Making the hotel lobby a place to see and be seen
Hotels want you to stay a while — in their lobbies.
Long treated as dead spaces that hotel guests raced through on the way to the elevator, lobbies are being transformed into places to work, surf the Web or meet friends for a drink.
Large, traditional hotels are spending billions in renovations to try to mimic the style and financial success of luxury and boutique hotels, which have always drawn free-spending crowds to their lobbies. Walls are being torn down to make lobbies feel less confined. Communal tables are popping up. Wine lists are being upgraded. And quiet nooks are being carved out that give business travelers space to work but still be near the action.
Companies like Marriott, Starwood and Hyatt are betting that more vibrant lobbies will leave guests — especially younger ones — with a better feeling about their stay, even if their room is bland. Hotel owners say the investments are beginning to pay off, not just in alcohol sales, but in their ability to charge higher room rates.
"People want to go where people are," says Michael Slosser, managing director of operations for Destination Hotels and Resorts, a group of 40 hotels in the U.S. "They want to go to be seen, to relax and to people watch."
The changes are meant to attract travelers like Michael Coscetta, a 31-year-old consultant from Wantagh, N.Y., who spends about 90 nights a year on the road.
"Working in a hotel room feels claustrophobic," says Coscetta, who instead takes his laptop and heads to the lobby or a nearby coffee shop.
Steve Carvell, associate dean for academic affairs at Cornell University’s School of Hotel Administration, says younger guests "very much want that sense of not feeling alone, even though they are."
U.S. hotels are forecast to spend $5.6 billion on capital improvements this year, up 10 percent from 2012 and more than double the $2.7 billion spent in 2010, according to a study by Bjorn Hanson, dean of New York University’s hospitality school. The bulk of that money pays for new beds, showers and other room improvements. But Hanson says a "proportionally record amount" of money is going to reconfiguring lobbies.

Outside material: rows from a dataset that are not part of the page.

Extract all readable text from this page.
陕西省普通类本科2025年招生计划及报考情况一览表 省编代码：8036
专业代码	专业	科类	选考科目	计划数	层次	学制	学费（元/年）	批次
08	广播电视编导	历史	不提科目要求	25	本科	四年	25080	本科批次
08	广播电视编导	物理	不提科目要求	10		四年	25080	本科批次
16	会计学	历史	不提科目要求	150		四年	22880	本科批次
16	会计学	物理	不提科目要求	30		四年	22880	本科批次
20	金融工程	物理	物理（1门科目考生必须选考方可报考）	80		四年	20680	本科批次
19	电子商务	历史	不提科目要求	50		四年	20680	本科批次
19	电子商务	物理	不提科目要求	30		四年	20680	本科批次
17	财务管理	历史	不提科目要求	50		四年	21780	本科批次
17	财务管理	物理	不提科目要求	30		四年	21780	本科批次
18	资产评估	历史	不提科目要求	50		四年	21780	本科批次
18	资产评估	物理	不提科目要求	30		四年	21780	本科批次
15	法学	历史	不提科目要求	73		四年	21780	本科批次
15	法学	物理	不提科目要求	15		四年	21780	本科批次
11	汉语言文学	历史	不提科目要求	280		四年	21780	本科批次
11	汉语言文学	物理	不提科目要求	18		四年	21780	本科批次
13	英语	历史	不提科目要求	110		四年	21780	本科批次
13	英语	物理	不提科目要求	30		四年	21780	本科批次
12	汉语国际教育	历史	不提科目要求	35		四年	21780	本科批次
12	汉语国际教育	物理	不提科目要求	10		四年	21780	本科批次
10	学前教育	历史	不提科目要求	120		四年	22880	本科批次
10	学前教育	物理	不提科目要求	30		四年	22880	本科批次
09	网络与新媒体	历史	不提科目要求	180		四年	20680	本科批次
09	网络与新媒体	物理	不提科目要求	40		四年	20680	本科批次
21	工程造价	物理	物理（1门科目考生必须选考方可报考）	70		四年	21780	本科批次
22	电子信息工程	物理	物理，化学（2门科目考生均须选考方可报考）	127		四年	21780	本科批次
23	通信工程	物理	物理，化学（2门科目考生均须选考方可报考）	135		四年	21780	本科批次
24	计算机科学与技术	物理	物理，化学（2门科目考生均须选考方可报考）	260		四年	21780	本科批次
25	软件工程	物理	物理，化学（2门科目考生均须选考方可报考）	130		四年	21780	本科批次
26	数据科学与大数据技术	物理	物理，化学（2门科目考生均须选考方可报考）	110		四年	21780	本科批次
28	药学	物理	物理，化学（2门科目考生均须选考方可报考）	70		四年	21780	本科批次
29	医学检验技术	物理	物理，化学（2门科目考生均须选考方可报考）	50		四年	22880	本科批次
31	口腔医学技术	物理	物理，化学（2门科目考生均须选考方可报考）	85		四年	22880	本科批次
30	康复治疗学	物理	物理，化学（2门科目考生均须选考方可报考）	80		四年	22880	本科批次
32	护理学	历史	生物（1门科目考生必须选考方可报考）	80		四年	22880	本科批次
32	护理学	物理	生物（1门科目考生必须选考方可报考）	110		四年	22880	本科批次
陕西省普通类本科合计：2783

Marriott International, Inc. is freshening up lobbies in its namesake brand with "Great Rooms" that feature free Wi-Fi, comfortable seats and menus stocked with small dishes and local craft beers. The concept was first tested in 2007 and is expected to be in 70 percent of the 550 Marriott hotels worldwide by the end of the year.
Starwood Hotels & Resorts Worldwide Inc. — the company behind trendy W Hotels — launched a $4 billion lobby revitalization of its Sheraton brand in 2009. Nearly half of the 427 Sheratons worldwide now have lobbies with communal areas, modern rugs, improved lighting and flat-screen TVs at the bar.
Additionally, Sheraton has tried to inject a bit of pizazz to all its lobbies by adding upscale wine lists, each rated by Wine Spectator magazine.
Having better wines gives waitresses "something more to talk about than ‘Can I take your drink and where are you from?’" says Rick Ueno, general manager of the Sheraton Chicago.
It also gives the hotel more revenue. In the first six months of this year, the hotel bar sold 18,000 glasses of wine. That’s 24 percent more than the same period last year. At $14 a glass, that adds up to $50,000 more in revenue.
Nearby, the Hyatt Regency Chicago spent $168 million to spruce up its lobby, adding clusters of chairs and couches, a grab-and-go marketplace and a restaurant that flows into rest of the lobby. Similar renovations have taken place at Hyatts in New York, Atlanta and San Francisco.
Robert Mandelbaum, director of research information services at consulting firm PKF Hospitality Research, says the changes are "very much guest driven."
"It isn’t fun being one of 20 business people sitting by yourself in a hotel restaurant reading a magazine, eating the $19.95 steak special," Mandelbaum says.
While overall hotel food and beverage revenue has fallen 27 percent in the last five years, sales in hotel bars have grown 5 percent, according to Mandelbaum.